Then, however, lineup changes meant that Planet Junkie ended up feeling like three different EPs rather than a cohesive album, an exercise in the band trying out new vocalists and new musical directions, to the point where it felt like they'd made the album as a by-product of a workshopping process.

Here, however, Forsaken Innocence sees a striking return to form. In some respects, it's a further rebuke to the various line-up experiments on Planet Junkie, because in fact it doesn't actually go with any of the configurations of the group represented on that album - instead, band founder Pat Sanders and his loyal guitarist Mathier Spaeter are joined by an entirely new rhythm section of Jimmy Pallagrosi on drums and neo-prog veteran John Jowitt on bass.

As for vocals, these are handled by John "Jargon" Kosmidis - not one of the vocalists who sort of got a test run on Planet Junkie, but a new member of the band, revealed here as a sort of neo-prog Mike Patton - a deft singer who can adapt his performance to all manner of complex turns and twists. That's important, because this is by some measure the most challenging and musically complex album Drifting Sun have tackled, putting the lie to the idea that neo-prog groups can't get a bit avant with it when they get a yen to.

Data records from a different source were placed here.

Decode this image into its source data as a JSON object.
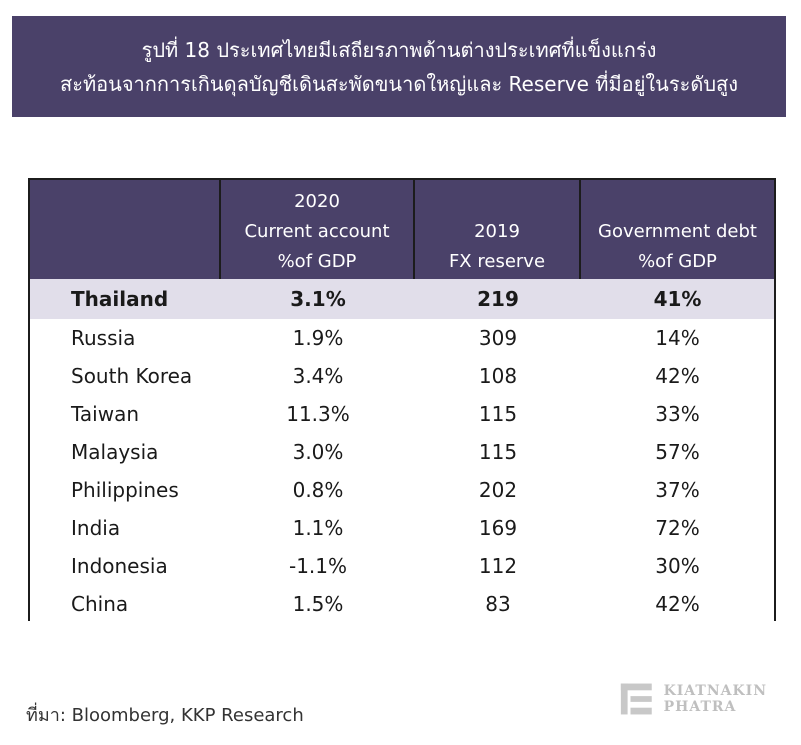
{
  "title": {
    "line1": "รูปที่ 18 ประเทศไทยมีเสถียรภาพด้านต่างประเทศที่แข็งแกร่ง",
    "line2": "สะท้อนจากการเกินดุลบัญชีเดินสะพัดขนาดใหญ่และ Reserve ที่มีอยู่ในระดับสูง"
  },
  "table": {
    "headers": [
      {
        "lines": [
          "",
          "",
          ""
        ]
      },
      {
        "lines": [
          "2020",
          "Current account",
          "%of GDP"
        ]
      },
      {
        "lines": [
          "2019",
          "FX reserve"
        ]
      },
      {
        "lines": [
          "Government debt",
          "%of GDP"
        ]
      }
    ],
    "rows": [
      {
        "country": "Thailand",
        "current_account": "3.1%",
        "fx_reserve": "219",
        "gov_debt": "41%"
      },
      {
        "country": "Russia",
        "current_account": "1.9%",
        "fx_reserve": "309",
        "gov_debt": "14%"
      },
      {
        "country": "South Korea",
        "current_account": "3.4%",
        "fx_reserve": "108",
        "gov_debt": "42%"
      },
      {
        "country": "Taiwan",
        "current_account": "11.3%",
        "fx_reserve": "115",
        "gov_debt": "33%"
      },
      {
        "country": "Malaysia",
        "current_account": "3.0%",
        "fx_reserve": "115",
        "gov_debt": "57%"
      },
      {
        "country": "Philippines",
        "current_account": "0.8%",
        "fx_reserve": "202",
        "gov_debt": "37%"
      },
      {
        "country": "India",
        "current_account": "1.1%",
        "fx_reserve": "169",
        "gov_debt": "72%"
      },
      {
        "country": "Indonesia",
        "current_account": "-1.1%",
        "fx_reserve": "112",
        "gov_debt": "30%"
      },
      {
        "country": "China",
        "current_account": "1.5%",
        "fx_reserve": "83",
        "gov_debt": "42%"
      }
    ]
  },
  "source": "ที่มา: Bloomberg, KKP Research",
  "logo": {
    "line1": "KIATNAKIN",
    "line2": "PHATRA",
    "icon": "kkp-logo-icon",
    "color": "#bfbfbf"
  },
  "colors": {
    "header_bg": "#4a4169",
    "highlight_row_bg": "#e1deea"
  }
}
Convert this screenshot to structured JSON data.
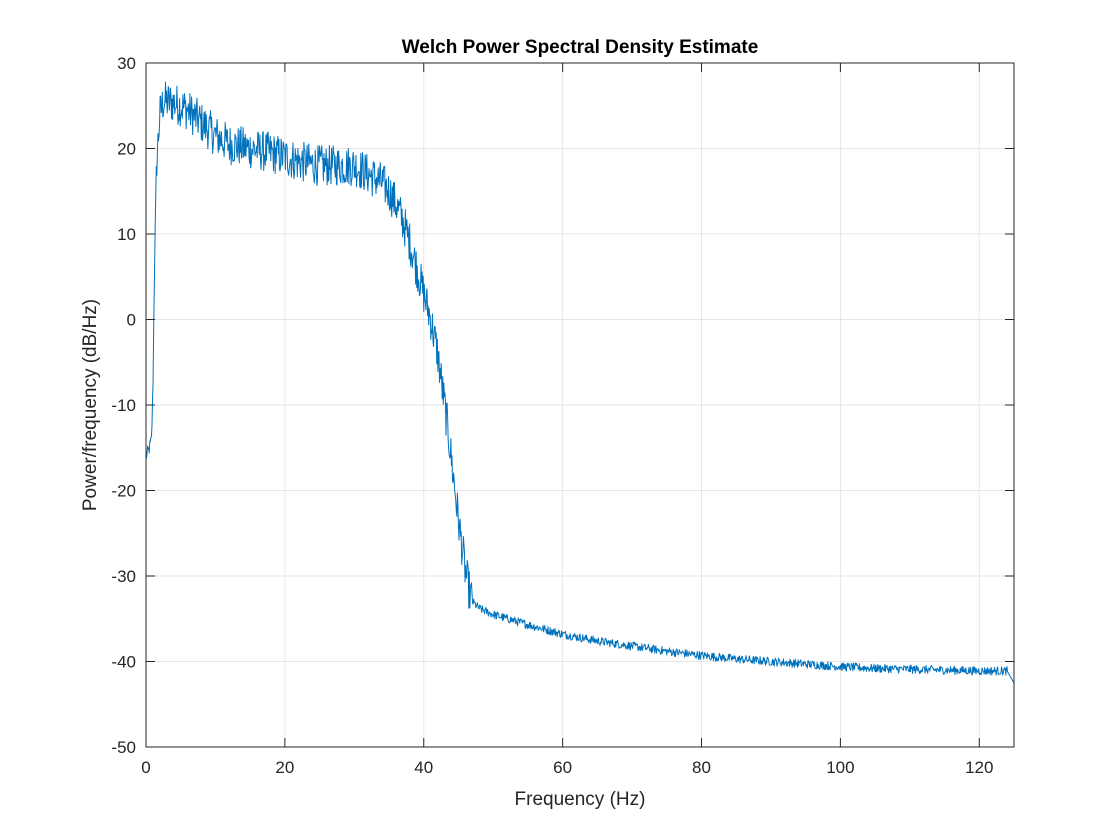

Is it still neo-prog if you're going complex and avant-garde with your approach? This album may well be the test case. There's a certain emphasis on atmosphere and emotional resonance which I associate with neo-prog acts more than I typically do with the avant-prog scene, a sensibility which feels like it's been carried along by Drifting Sun ever since their early days; the influence of neo-prog acts like IQ and Marillion have always been present in their music and they don't vanish here. And whilst the album does have its complex moments, especialy in the two-part epic title track, these always are integrated with moments which are willing to go for simple emotional directness when it's aesthetically important to do so. Either way, this is a truly compelling offering which further affirms that Drifting Sun's best days may still be ahead of them.